De plus, dans cette version parisienne, un nouvel élément vient composer le décor accentuant le propos : en effet, un écran est dressé à un moment donné de la pièce où se projette en ombres chinoises un jeu mettant face à face deux interlocuteurs issus l’un de la presse et l’autre du gouvernement américain.

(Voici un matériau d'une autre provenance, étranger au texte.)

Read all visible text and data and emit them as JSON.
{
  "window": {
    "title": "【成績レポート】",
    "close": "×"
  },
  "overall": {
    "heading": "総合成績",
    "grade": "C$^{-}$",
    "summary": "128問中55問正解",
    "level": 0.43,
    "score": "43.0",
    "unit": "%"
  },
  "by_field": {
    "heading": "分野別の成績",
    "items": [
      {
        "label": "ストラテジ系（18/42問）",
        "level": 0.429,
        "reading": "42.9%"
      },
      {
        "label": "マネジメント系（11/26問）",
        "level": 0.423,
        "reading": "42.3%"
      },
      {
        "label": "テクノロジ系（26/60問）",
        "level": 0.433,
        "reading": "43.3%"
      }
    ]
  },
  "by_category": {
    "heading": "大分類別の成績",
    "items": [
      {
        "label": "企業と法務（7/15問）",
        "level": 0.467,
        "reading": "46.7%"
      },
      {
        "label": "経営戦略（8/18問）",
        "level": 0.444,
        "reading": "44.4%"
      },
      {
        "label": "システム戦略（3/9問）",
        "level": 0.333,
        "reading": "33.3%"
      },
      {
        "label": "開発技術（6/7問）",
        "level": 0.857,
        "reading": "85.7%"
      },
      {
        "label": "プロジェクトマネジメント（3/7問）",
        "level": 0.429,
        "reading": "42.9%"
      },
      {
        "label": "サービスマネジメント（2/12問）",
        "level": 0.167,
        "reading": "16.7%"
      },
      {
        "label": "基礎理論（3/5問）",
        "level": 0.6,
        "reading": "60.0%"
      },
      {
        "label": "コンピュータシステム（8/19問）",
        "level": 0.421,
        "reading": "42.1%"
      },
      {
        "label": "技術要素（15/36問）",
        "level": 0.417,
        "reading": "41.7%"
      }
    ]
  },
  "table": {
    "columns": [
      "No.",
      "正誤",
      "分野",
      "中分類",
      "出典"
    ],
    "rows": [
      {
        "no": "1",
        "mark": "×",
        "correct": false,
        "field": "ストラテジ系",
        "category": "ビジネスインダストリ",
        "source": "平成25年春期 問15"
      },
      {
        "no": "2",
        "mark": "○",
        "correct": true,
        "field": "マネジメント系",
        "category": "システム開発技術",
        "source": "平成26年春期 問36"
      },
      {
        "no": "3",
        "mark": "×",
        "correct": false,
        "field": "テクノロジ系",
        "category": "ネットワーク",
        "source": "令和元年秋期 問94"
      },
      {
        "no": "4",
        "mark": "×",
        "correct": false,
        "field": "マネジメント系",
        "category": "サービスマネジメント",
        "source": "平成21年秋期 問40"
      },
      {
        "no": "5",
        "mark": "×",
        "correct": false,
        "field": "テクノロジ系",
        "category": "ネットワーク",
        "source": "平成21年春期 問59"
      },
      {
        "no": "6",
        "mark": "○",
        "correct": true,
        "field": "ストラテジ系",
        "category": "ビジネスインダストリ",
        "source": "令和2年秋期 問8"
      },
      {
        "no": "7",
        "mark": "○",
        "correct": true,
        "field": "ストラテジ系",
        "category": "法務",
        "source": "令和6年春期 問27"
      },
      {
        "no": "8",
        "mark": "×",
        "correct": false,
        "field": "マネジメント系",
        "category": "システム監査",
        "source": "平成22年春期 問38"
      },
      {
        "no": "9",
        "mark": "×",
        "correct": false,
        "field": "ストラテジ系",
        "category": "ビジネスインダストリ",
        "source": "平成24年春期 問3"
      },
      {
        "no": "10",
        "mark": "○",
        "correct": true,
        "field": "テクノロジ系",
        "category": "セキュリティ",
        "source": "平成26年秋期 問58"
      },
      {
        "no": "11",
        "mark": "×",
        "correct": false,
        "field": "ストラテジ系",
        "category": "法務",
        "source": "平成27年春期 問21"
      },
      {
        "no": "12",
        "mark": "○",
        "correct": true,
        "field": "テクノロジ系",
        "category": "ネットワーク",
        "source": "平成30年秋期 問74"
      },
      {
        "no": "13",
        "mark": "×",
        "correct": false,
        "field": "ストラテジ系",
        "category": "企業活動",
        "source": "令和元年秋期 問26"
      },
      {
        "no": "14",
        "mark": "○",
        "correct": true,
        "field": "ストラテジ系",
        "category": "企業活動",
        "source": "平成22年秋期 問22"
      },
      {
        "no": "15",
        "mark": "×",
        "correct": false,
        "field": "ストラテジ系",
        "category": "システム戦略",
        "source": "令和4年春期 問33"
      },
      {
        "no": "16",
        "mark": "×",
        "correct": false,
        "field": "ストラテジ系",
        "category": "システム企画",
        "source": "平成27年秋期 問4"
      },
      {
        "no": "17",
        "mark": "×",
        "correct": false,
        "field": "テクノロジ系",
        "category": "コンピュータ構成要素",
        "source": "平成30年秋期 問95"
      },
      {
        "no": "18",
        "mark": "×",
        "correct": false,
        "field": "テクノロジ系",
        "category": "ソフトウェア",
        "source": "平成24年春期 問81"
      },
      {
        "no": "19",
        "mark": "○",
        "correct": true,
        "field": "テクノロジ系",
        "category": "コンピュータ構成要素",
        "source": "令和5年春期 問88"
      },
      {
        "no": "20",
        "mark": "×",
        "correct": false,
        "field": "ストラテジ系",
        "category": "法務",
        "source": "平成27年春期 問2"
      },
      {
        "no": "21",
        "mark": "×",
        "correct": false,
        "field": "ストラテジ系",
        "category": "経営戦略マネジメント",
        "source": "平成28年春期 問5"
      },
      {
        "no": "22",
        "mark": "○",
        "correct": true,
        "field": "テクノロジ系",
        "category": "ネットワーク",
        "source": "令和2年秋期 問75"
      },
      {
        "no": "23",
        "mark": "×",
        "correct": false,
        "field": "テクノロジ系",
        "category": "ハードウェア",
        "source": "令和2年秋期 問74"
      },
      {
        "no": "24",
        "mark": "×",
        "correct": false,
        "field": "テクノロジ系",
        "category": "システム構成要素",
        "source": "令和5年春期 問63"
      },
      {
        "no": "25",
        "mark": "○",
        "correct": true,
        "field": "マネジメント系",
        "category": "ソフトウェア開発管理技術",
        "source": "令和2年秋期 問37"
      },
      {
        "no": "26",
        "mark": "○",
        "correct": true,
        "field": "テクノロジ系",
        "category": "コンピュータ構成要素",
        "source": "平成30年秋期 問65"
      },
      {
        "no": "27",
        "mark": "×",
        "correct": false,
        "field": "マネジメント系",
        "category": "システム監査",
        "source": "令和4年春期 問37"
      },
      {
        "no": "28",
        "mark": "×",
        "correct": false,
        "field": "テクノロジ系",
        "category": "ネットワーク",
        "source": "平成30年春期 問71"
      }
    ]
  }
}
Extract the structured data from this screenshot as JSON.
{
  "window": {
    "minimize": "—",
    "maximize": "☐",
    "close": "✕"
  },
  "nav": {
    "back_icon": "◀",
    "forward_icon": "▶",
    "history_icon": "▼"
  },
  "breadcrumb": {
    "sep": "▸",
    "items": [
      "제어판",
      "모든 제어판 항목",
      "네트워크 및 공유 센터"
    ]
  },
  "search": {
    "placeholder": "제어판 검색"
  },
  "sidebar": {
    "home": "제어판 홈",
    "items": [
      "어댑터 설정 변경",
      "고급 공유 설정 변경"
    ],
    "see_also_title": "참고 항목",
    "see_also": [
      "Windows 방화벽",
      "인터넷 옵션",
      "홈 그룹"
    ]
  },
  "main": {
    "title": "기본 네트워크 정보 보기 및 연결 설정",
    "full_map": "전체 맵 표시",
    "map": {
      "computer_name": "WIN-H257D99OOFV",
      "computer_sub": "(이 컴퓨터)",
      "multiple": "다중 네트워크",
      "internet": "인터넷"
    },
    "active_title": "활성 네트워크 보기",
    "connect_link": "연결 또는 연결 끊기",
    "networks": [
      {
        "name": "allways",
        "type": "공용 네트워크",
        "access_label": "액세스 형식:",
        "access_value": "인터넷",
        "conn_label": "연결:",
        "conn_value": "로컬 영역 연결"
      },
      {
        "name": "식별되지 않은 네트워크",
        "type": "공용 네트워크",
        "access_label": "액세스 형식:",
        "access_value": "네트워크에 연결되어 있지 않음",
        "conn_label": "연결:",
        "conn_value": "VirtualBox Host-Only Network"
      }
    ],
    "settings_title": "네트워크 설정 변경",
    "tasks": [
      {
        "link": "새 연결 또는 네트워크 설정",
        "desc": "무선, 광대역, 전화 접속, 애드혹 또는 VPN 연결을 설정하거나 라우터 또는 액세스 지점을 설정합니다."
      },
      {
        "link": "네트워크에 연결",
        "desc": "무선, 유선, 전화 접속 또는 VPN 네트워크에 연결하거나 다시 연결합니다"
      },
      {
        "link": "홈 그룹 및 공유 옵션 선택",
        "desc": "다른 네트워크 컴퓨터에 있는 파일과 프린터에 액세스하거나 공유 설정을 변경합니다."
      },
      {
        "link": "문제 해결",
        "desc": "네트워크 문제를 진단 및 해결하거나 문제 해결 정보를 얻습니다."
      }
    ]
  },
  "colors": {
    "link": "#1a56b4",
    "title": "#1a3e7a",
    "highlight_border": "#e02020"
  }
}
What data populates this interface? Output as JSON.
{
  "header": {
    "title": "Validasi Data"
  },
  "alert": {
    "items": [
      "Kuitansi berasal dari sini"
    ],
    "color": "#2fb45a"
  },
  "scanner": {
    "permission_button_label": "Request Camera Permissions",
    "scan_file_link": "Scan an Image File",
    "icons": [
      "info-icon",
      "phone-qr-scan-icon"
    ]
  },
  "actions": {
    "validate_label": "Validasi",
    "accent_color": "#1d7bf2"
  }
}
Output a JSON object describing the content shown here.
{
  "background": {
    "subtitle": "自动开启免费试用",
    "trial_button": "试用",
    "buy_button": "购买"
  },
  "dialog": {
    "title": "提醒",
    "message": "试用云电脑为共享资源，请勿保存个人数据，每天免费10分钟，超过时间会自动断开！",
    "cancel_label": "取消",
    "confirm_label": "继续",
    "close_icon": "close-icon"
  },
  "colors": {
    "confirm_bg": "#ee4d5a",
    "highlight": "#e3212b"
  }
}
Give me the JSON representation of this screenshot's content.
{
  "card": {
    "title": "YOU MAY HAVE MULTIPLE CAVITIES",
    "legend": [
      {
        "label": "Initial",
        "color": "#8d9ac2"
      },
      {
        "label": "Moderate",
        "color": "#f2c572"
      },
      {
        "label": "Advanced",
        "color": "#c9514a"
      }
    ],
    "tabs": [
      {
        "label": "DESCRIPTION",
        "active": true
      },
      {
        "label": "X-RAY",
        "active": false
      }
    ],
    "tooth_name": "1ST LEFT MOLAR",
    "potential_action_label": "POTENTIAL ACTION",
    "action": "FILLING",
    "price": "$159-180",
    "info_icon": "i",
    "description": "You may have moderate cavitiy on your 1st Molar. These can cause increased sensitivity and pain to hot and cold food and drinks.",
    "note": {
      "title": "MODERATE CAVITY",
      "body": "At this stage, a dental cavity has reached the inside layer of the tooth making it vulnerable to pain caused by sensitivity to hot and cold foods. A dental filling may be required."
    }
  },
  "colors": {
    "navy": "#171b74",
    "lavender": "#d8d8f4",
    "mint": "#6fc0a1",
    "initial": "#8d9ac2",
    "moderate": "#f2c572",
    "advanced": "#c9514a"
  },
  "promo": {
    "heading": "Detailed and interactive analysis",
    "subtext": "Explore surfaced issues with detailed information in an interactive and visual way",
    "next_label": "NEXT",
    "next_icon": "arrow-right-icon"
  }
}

Tout cela nous fait penser à un film d’Hitchcock . Ce type de mise en scène est par ailleurs volontairement vue sous l’angle cinématographique comme nous le confirme son créateur Marc Saez .

 

Plus qu’une création artistique et populaire, « A nu » est un véritable plaidoyer pour la dignité et la liberté du citoyen .A ce titre, ce spectacle est d’une grande portée pédagogique .Nous croisons par ailleurs des adolescents autant que des adultes dans la salle et  la pièce finie, tous entament le débat dans le hall d’accueil échangeant leurs impressions et visiblement encore très touchés par ce qu’ils viennent de voir . La troupe et le metteur en scène se prêtent généreusement à ces questions qui fusent et ces conversations se finissent parfois au restaurant du coin.

 

« A nu » permet une vraie rencontre démocratique ; le public est impliqué et en totale immersion avec ce qui se joue sur le plateau, ce qu’il est rare de voir sur les scènes parisiennes .Encore bravo à Marc Saez et à son équipe pour ce spectacle courageux, original et populaire qui porte à lui seul un vrai message universel , celui du droit au respect de la personne et à la préservation de sa liberté.

 

 

Safia Bouadan

Artiste et sociologue expert au Geobs de L'Unesco.